For more information on supervision see the SuperVision presenter’s workbook in our password protected Risk Management Training Recourses section of our website and search ‘supervision’ in the search function of our website.

☐  Time recording, charges and billing procedures

☐  Trust account and return of client monies

Practice/firm management and staff

☐  Audit requests from clients

    Policies would normally deal with who is authorised to approve/respond to such requests and provide guidance on the information that should be provided to the client (which may depend on the type of enquiry) and the form of response.

☐  Certified copies of documents

    The key point of the policy should be that the original document must be sighted before someone certifies that a photocopy is a true copy of that original. The policy may also deal with the wording to be used and who may give the certification (e.g. qualified legal practitioners).

☐  Company secretarial services

☐  Departing personnel

☐  Directorships and other outside interests

This policy should address what type of directorships partners and employees are allowed to accept. It should specifically address whether the firm permits directorships of current clients and on what conditions.

☐  Discrimination, harassment, bullying

☐  File reviews/audits

☐  Information/file security (including third party confidential information)

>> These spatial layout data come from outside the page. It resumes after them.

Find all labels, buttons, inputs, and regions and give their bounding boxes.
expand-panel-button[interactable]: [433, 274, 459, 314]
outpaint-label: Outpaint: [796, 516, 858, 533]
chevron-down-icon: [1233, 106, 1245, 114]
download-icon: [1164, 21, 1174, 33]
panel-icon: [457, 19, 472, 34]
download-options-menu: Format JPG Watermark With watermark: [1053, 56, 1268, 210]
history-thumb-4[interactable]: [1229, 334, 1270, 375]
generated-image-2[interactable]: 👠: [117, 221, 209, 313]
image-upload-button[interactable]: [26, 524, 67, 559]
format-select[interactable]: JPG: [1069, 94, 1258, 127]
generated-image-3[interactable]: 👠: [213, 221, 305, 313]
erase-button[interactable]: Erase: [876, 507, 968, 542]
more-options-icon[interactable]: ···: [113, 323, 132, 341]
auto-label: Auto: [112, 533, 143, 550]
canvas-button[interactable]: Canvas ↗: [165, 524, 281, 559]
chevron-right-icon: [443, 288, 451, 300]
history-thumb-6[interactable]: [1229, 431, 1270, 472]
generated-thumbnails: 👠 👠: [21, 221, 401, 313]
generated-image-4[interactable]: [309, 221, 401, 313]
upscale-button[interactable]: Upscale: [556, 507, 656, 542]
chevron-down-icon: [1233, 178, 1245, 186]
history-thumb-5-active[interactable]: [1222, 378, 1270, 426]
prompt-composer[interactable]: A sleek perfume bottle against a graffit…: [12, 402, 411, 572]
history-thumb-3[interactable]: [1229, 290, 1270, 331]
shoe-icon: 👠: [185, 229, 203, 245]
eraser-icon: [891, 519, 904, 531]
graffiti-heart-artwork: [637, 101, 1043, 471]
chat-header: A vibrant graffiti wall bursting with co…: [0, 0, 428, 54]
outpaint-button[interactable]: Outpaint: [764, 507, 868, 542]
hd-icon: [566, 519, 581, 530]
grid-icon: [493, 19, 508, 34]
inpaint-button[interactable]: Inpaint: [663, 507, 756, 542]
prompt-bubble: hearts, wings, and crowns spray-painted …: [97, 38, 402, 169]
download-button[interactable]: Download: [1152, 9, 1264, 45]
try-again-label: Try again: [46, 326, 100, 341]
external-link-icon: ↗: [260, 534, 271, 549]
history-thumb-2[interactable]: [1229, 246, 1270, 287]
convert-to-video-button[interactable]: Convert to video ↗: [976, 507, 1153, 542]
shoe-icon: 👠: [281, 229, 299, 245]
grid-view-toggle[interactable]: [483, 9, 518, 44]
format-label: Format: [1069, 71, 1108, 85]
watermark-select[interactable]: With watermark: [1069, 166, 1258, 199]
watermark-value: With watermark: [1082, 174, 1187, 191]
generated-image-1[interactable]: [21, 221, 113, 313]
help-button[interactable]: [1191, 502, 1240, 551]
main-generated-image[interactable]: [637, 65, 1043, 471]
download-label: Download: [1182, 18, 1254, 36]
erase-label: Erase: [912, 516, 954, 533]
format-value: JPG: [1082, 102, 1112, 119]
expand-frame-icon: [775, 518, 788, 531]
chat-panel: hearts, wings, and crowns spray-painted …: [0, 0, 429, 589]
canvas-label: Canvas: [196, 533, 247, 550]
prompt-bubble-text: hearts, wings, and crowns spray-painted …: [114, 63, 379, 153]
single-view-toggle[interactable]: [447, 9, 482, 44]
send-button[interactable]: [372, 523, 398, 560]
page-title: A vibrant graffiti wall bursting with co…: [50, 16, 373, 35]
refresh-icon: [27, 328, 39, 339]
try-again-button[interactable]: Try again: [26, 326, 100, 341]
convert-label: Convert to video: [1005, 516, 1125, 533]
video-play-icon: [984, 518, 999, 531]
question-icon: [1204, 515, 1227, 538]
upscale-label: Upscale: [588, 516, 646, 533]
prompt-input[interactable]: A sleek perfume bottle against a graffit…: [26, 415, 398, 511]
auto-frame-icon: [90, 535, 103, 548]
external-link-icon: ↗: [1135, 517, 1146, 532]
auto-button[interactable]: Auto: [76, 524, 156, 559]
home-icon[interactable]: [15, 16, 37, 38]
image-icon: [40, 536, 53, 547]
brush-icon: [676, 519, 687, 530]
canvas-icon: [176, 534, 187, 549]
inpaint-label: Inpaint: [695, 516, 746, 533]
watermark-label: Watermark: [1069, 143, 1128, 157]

☐  IT systems (including email)

☐  Leave and absences from the office

☐  Membership of professional organisations

☐  Occupational health and safety

☐  Precedents

☐  Privacy

☐  Publications, public presentations and media communications

☐  Records management

☐  Registered office/place for serving documents

☐  Safe custody of documents

☐  Service standards

☐  Social media

☐  Trading in securities

☐  Travel

☐  Work from home/remote

☐  Well-being

Claims and complaints

☐  Claims and complaints

This policy should specify:

  • who is responsible for managing claims and complaints in the firm – preferably just one person
  • that all circumstances which may give rise to a claim or complaint be notified to the relevant person as soon as anyone becomes aware of them
  • how claims and complaints are reported to the partnership.

It may also cover an internal complaints procedure including:

  • how clients can make an internal complaint about someone in the firm
  • how that complaint will be investigated
  • the time frame in which the complaint will be dealt.